このヒーローズエデュテイメントさんのご紹介により、日本警察消防スポーツ連盟の方々が、4月9日10日と石巻でボランティア活動をやるということで、私たちもそれに同行ができることになったのだ。

これこそ、まさしくcoincidence!、この一連の出来事が1日で決まってしまったのだから、ビックリ。

さっそく、私は、このことを有志のメンバーにも伝え、ボランティア活動に参加するメンバーの募集を始めた。今回のボランティア活動はとにかく何が起こる分からず危険を伴うものだし、寝る場所も確保されず(テントもしくは車)、食べ物もすべて自分で持参など、とても厳しい環境になる。なので、この活動に参加できるのは、自己完結できる人(行動も責任もずべて自分で取れる方)に限られる。

途中でかなりの紆余曲折があったが、勇気ある戦士が6名集まった。

しかし、何事もすんなりとはいかないもの。

なんと、出発する前日の夜に、M7.2の余震が宮城県で起こってしまったのだ。

その余震により、仙台では停電かつ断水になってしまったとのことで、さすがにボランティア活動に行くべきかどうか悩んだ。

どこまで、私たちの勇気が試されているのか、そんな感じだった。

翌日、ボランティア活動にご一緒させていただく日本警察消防スポーツ連盟の方がすでに東京を出発したという話を聞き、さらには6名とも是非石巻に行きたいとのことだったので、私たちも予定通り、8日の夜に東京を出発した。

しかし、大きな余震直後だったので、そもそも道路が途中で通行止めになっていて石巻に辿り使いない可能性もあった。でも、私たちはとにかく進むことにした。
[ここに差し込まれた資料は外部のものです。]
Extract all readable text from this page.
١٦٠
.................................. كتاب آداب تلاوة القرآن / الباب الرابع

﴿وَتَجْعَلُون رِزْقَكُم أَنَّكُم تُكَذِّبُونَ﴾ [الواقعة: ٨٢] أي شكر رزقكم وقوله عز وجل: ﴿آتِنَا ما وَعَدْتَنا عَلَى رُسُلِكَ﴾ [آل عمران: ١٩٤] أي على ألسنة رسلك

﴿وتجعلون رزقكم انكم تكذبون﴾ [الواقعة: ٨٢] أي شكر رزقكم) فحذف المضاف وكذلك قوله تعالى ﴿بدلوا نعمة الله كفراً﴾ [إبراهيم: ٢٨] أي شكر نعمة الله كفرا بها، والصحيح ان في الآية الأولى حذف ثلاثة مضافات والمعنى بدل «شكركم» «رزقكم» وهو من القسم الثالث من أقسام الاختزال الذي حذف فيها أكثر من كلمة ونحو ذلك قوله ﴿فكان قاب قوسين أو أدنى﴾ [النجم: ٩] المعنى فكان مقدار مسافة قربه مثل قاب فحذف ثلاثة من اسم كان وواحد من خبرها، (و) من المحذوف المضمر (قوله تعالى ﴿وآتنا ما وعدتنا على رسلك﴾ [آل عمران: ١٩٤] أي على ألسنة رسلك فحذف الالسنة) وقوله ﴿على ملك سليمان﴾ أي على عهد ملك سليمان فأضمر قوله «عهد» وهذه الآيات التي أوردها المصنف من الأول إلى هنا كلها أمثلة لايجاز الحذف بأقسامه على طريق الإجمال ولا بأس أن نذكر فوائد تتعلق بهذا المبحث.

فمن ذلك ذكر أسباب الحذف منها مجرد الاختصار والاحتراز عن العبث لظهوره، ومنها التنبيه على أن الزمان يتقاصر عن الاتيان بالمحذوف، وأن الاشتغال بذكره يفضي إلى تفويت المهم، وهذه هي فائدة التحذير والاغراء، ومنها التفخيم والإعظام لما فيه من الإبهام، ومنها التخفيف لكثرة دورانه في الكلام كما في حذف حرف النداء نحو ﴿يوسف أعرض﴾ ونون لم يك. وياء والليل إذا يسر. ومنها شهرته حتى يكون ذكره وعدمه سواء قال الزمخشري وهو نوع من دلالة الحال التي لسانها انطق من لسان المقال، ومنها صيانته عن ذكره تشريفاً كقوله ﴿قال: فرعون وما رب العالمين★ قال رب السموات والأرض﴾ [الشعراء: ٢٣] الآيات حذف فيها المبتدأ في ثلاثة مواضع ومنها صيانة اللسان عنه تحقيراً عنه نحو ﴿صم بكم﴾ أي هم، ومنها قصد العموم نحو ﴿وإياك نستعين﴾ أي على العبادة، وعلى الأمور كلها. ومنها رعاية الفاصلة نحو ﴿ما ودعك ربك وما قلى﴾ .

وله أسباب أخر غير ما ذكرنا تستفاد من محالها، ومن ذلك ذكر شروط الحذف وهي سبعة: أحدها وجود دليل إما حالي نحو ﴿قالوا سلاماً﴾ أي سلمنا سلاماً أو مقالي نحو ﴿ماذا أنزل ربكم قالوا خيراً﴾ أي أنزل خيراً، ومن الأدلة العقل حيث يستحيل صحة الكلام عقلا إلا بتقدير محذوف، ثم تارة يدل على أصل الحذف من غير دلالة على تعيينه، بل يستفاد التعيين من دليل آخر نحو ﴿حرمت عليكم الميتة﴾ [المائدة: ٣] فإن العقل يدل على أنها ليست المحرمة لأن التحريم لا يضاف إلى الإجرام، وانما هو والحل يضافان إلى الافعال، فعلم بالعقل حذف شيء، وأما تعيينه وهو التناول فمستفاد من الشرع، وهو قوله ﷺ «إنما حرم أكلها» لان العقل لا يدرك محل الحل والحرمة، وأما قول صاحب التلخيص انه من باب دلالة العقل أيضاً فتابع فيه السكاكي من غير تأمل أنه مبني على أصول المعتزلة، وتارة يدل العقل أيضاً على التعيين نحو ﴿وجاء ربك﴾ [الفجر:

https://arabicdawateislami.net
今回活動に参加できなかった社会起業大学の仲間が、ボランティア保険を手配してくれたり、お守りをわざわざ持ってきてくれたり、放射能の解毒作用のあるお弁当を作って持参してくれたりと、本当にありがたく、仲間のありがたみを皆再認識した。

はたして、石巻に辿りつけるのか。辿りついたとして、どんなボランティア活動になるのか。

正直、期待よりは不安の方が大きい、そんな出発だった。